Whitefish High School Principal Kerry Drown presented on a product called Reflex Protect, a tear gas-like spray used to respond to potential school violence, during the Whitefish School Board’s June 4 meeting.

Drown, also the district’s Quick Response Team Coordinator, said the team saw a demonstration of the product and unanimously agreed to open a discussion with the rest of the district.

“Our continual focus on school safety and security is an ongoing discussion, and we’re trying to stay as proactive as we can, but the world around us seems to have a lot of twists and fates that are not positive, and it just causes us to keep thinking,” Drown told the board. “This company, Reflex Protect, has designed a product to equip people with the ability to fight back, potentially disable a very difficult situation versus having nothing or having a stapler to throw.”

The product comes in a small can with a spray trigger and safety on top, similar to a bear spray cannister.

Reflex Protect is not a pepper spray, though, but rather uses a “Presidia Gel” formula that Drown likened to tear gas, which is commonly used by police to subdue rioters.

The spray would deliver “rapid onset temporary blindness and intense pain, debilitating the attacker until help arrives,” according to the company’s website.

Once administered, a neutralizing chemical would be given to the attacker to stabilize them after the arrival of emergency services.

Reflex Protect was developed by Steve Mangold and Joe Anderson, both Montanans, as a nonlethal defense for schools and hospitals.

Drown said currently the product is being used in Polson by select teachers that showed interest.
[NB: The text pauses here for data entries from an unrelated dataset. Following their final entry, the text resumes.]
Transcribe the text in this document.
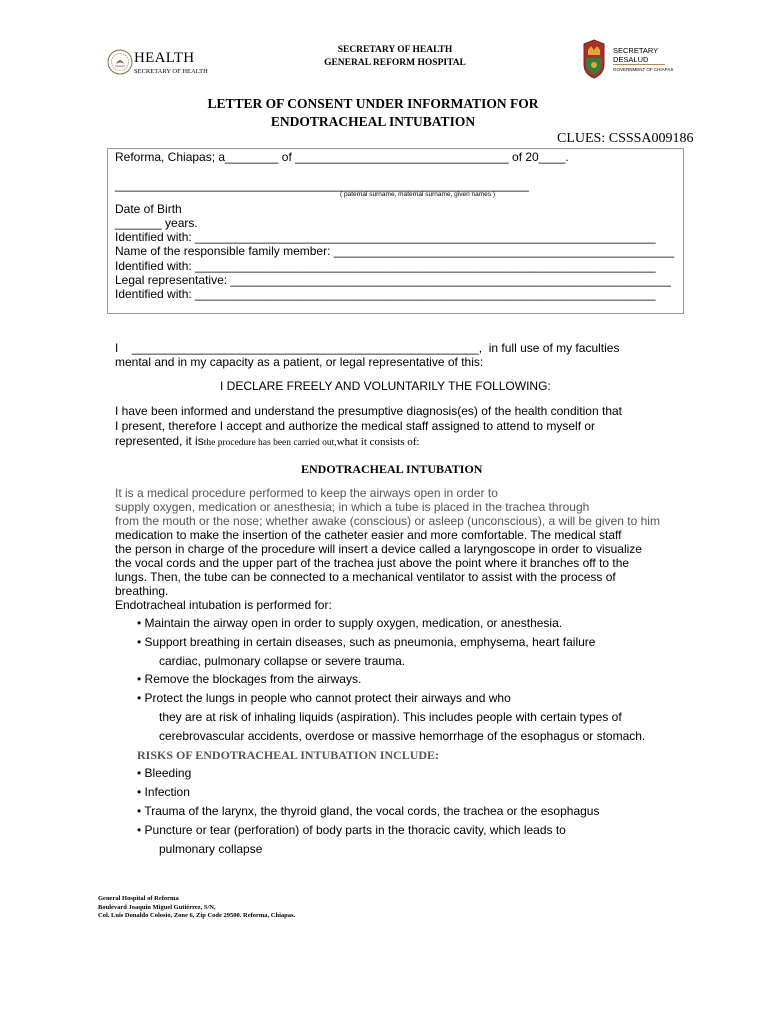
HEALTH
SECRETARY OF HEALTH
SECRETARY OF HEALTH
GENERAL REFORM HOSPITAL
SECRETARY
DESALUD
GOVERNMENT OF CHIAPAS
LETTER OF CONSENT UNDER INFORMATION FOR
ENDOTRACHEAL INTUBATION
CLUES: CSSSA009186
Reforma, Chiapas; a________ of ________________________________ of 20____.
______________________________________________________________
( paternal surname, maternal surname, given names )
Date of Birth
_______ years.
Identified with: _____________________________________________________________________
Name of the responsible family member: ___________________________________________________
Identified with: _____________________________________________________________________
Legal representative: __________________________________________________________________
Identified with: _____________________________________________________________________
I ____________________________________________________, in full use of my faculties
mental and in my capacity as a patient, or legal representative of this:
I DECLARE FREELY AND VOLUNTARILY THE FOLLOWING:
I have been informed and understand the presumptive diagnosis(es) of the health condition that
I present, therefore I accept and authorize the medical staff assigned to attend to myself or
represented, it isthe procedure has been carried out,what it consists of:
ENDOTRACHEAL INTUBATION
It is a medical procedure performed to keep the airways open in order to
supply oxygen, medication or anesthesia; in which a tube is placed in the trachea through
from the mouth or the nose; whether awake (conscious) or asleep (unconscious), a will be given to him
medication to make the insertion of the catheter easier and more comfortable. The medical staff
the person in charge of the procedure will insert a device called a laryngoscope in order to visualize
the vocal cords and the upper part of the trachea just above the point where it branches off to the
lungs. Then, the tube can be connected to a mechanical ventilator to assist with the process of
breathing.
Endotracheal intubation is performed for:
• Maintain the airway open in order to supply oxygen, medication, or anesthesia.
• Support breathing in certain diseases, such as pneumonia, emphysema, heart failure
cardiac, pulmonary collapse or severe trauma.
• Remove the blockages from the airways.
• Protect the lungs in people who cannot protect their airways and who
they are at risk of inhaling liquids (aspiration). This includes people with certain types of
cerebrovascular accidents, overdose or massive hemorrhage of the esophagus or stomach.
RISKS OF ENDOTRACHEAL INTUBATION INCLUDE:
• Bleeding
• Infection
• Trauma of the larynx, the thyroid gland, the vocal cords, the trachea or the esophagus
• Puncture or tear (perforation) of body parts in the thoracic cavity, which leads to
pulmonary collapse
General Hospital of Reforma
Boulevard Joaquín Miguel Gutiérrez, S/N,
Col. Luis Donaldo Colosio, Zone 6, Zip Code 29500. Reforma, Chiapas.
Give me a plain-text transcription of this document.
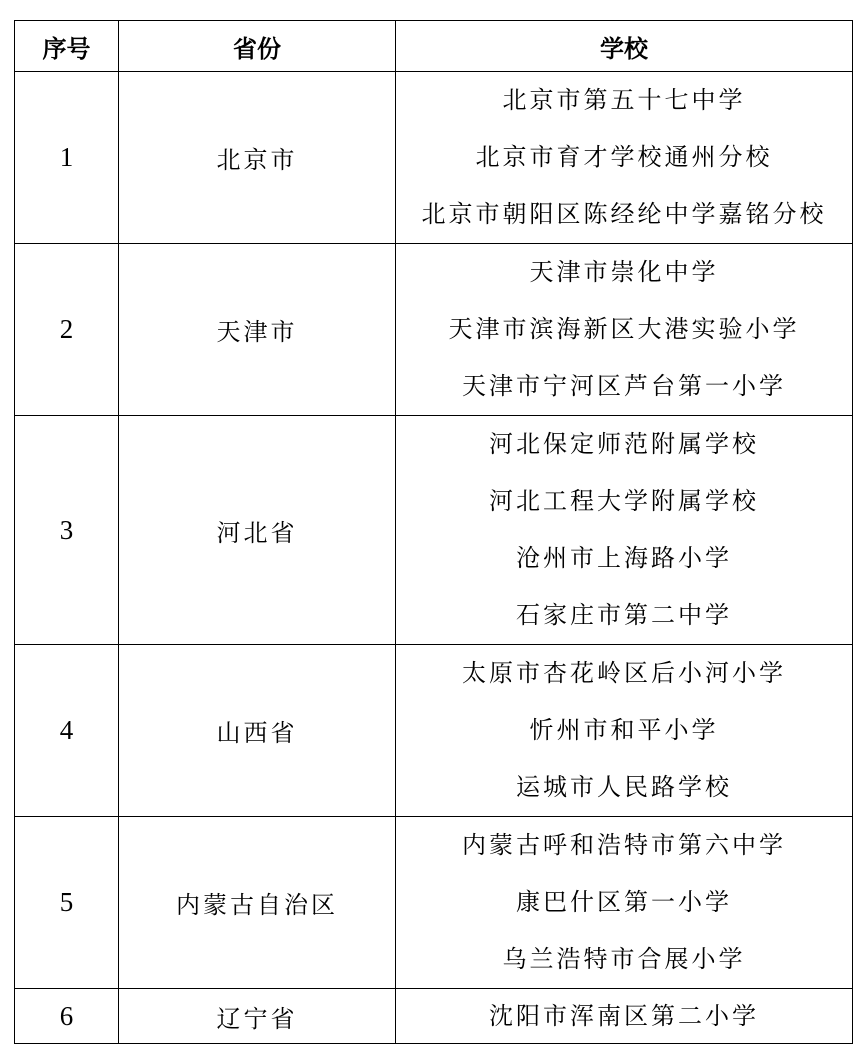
序号	省份	学校
1	北京市	北京市第五十七中学
北京市育才学校通州分校
北京市朝阳区陈经纶中学嘉铭分校

2	天津市	天津市崇化中学
天津市滨海新区大港实验小学
天津市宁河区芦台第一小学

3	河北省	河北保定师范附属学校
河北工程大学附属学校
沧州市上海路小学
石家庄市第二中学

4	山西省	太原市杏花岭区后小河小学
忻州市和平小学
运城市人民路学校

5	内蒙古自治区	内蒙古呼和浩特市第六中学
康巴什区第一小学
乌兰浩特市合展小学

6	辽宁省	沈阳市浑南区第二小学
While the QRT is not pushing for having or not-having the product in Whitefish Schools, Drown said it seemed worth having the conversation.

“[We] decided it was something we wanted to bring to the board saying we wanted to have a further dialogue,” he said.
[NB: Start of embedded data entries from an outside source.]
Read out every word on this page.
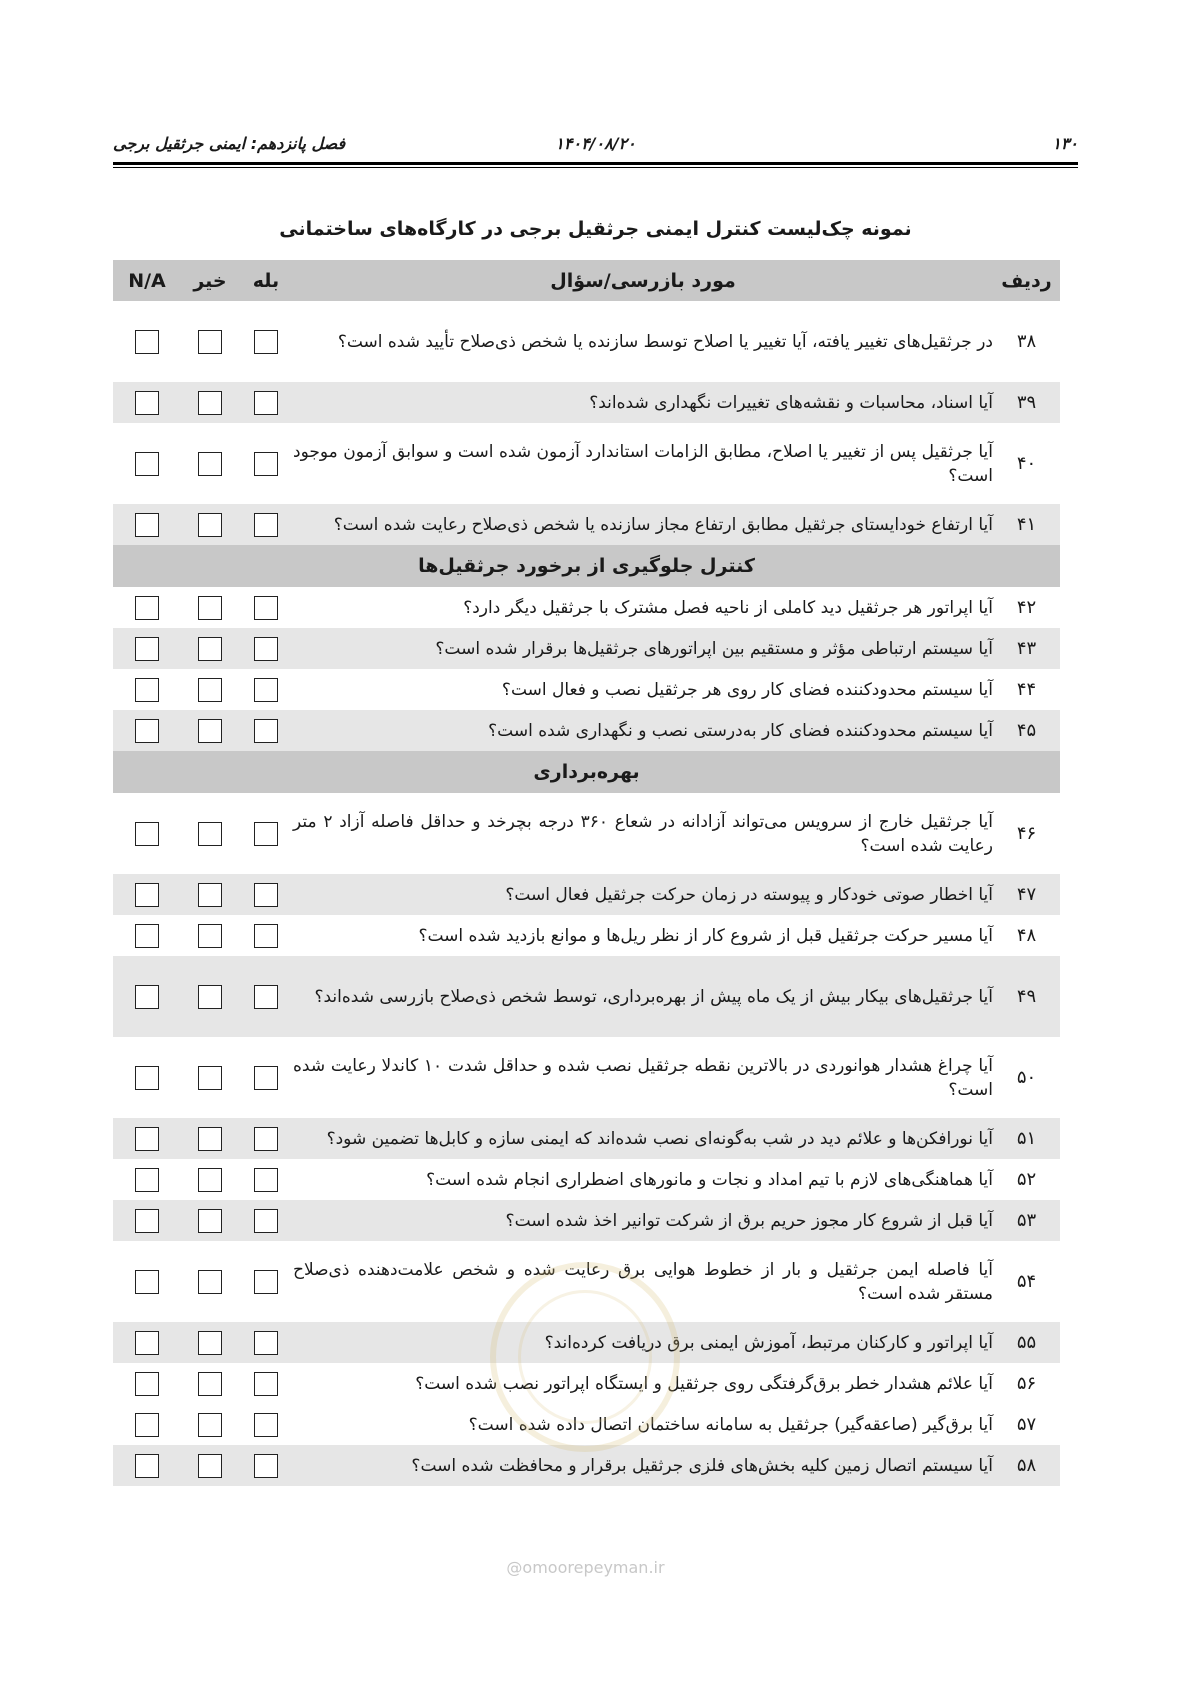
۱۳۰
۱۴۰۴/۰۸/۲۰
فصل پانزدهم: ایمنی جرثقیل برجی
نمونه چک‌لیست کنترل ایمنی جرثقیل برجی در کارگاه‌های ساختمانی
ردیف	مورد بازرسی/سؤال	بله	خیر	N/A
۳۸	در جرثقیل‌های تغییر یافته، آیا تغییر یا اصلاح توسط سازنده یا شخص ذی‌صلاح تأیید شده است؟			
۳۹	آیا اسناد، محاسبات و نقشه‌های تغییرات نگهداری شده‌اند؟			
۴۰	آیا جرثقیل پس از تغییر یا اصلاح، مطابق الزامات استاندارد آزمون شده است و سوابق آزمون موجود است؟			
۴۱	آیا ارتفاع خودایستای جرثقیل مطابق ارتفاع مجاز سازنده یا شخص ذی‌صلاح رعایت شده است؟			
کنترل جلوگیری از برخورد جرثقیل‌ها				
۴۲	آیا اپراتور هر جرثقیل دید کاملی از ناحیه فصل مشترک با جرثقیل دیگر دارد؟			
۴۳	آیا سیستم ارتباطی مؤثر و مستقیم بین اپراتورهای جرثقیل‌ها برقرار شده است؟			
۴۴	آیا سیستم محدودکننده فضای کار روی هر جرثقیل نصب و فعال است؟			
۴۵	آیا سیستم محدودکننده فضای کار به‌درستی نصب و نگهداری شده است؟			
بهره‌برداری				
۴۶	آیا جرثقیل خارج از سرویس می‌تواند آزادانه در شعاع ۳۶۰ درجه بچرخد و حداقل فاصله آزاد ۲ متر رعایت شده است؟			
۴۷	آیا اخطار صوتی خودکار و پیوسته در زمان حرکت جرثقیل فعال است؟			
۴۸	آیا مسیر حرکت جرثقیل قبل از شروع کار از نظر ریل‌ها و موانع بازدید شده است؟			
۴۹	آیا جرثقیل‌های بیکار بیش از یک ماه پیش از بهره‌برداری، توسط شخص ذی‌صلاح بازرسی شده‌اند؟			
۵۰	آیا چراغ هشدار هوانوردی در بالاترین نقطه جرثقیل نصب شده و حداقل شدت ۱۰ کاندلا رعایت شده است؟			
۵۱	آیا نورافکن‌ها و علائم دید در شب به‌گونه‌ای نصب شده‌اند که ایمنی سازه و کابل‌ها تضمین شود؟			
۵۲	آیا هماهنگی‌های لازم با تیم امداد و نجات و مانورهای اضطراری انجام شده است؟			
۵۳	آیا قبل از شروع کار مجوز حریم برق از شرکت توانیر اخذ شده است؟			
۵۴	آیا فاصله ایمن جرثقیل و بار از خطوط هوایی برق رعایت شده و شخص علامت‌دهنده ذی‌صلاح مستقر شده است؟			
۵۵	آیا اپراتور و کارکنان مرتبط، آموزش ایمنی برق دریافت کرده‌اند؟			
۵۶	آیا علائم هشدار خطر برق‌گرفتگی روی جرثقیل و ایستگاه اپراتور نصب شده است؟			
۵۷	آیا برق‌گیر (صاعقه‌گیر) جرثقیل به سامانه ساختمان اتصال داده شده است؟			
۵۸	آیا سیستم اتصال زمین کلیه بخش‌های فلزی جرثقیل برقرار و محافظت شده است؟			
@omoorepeyman.ir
Trustee Ruth Harrison asked Drown about safe storage of the product.

“Do they make any recommendations as to how you store that so it is readily accessible to the appropriate people and yet not accessible to a teenager that wants to try it out?” she asked.

Drown said the question is one of the first brought up by Reflex Protect during the demonstration. The company suggests storing the can in high places for elementary schools, and for middle and high school teachers they offer a desk holder that sounds an alarm once it’s removed.

While it’s good to look at different defense options and feel in control, Trustee Katie Clarke noted the bittersweet nature of such a conversation.

“It’s horrible to have these kinds of conversations, but it’s nice to feel like we can be a little bit in the driver’s seat in terms of having options,” she said.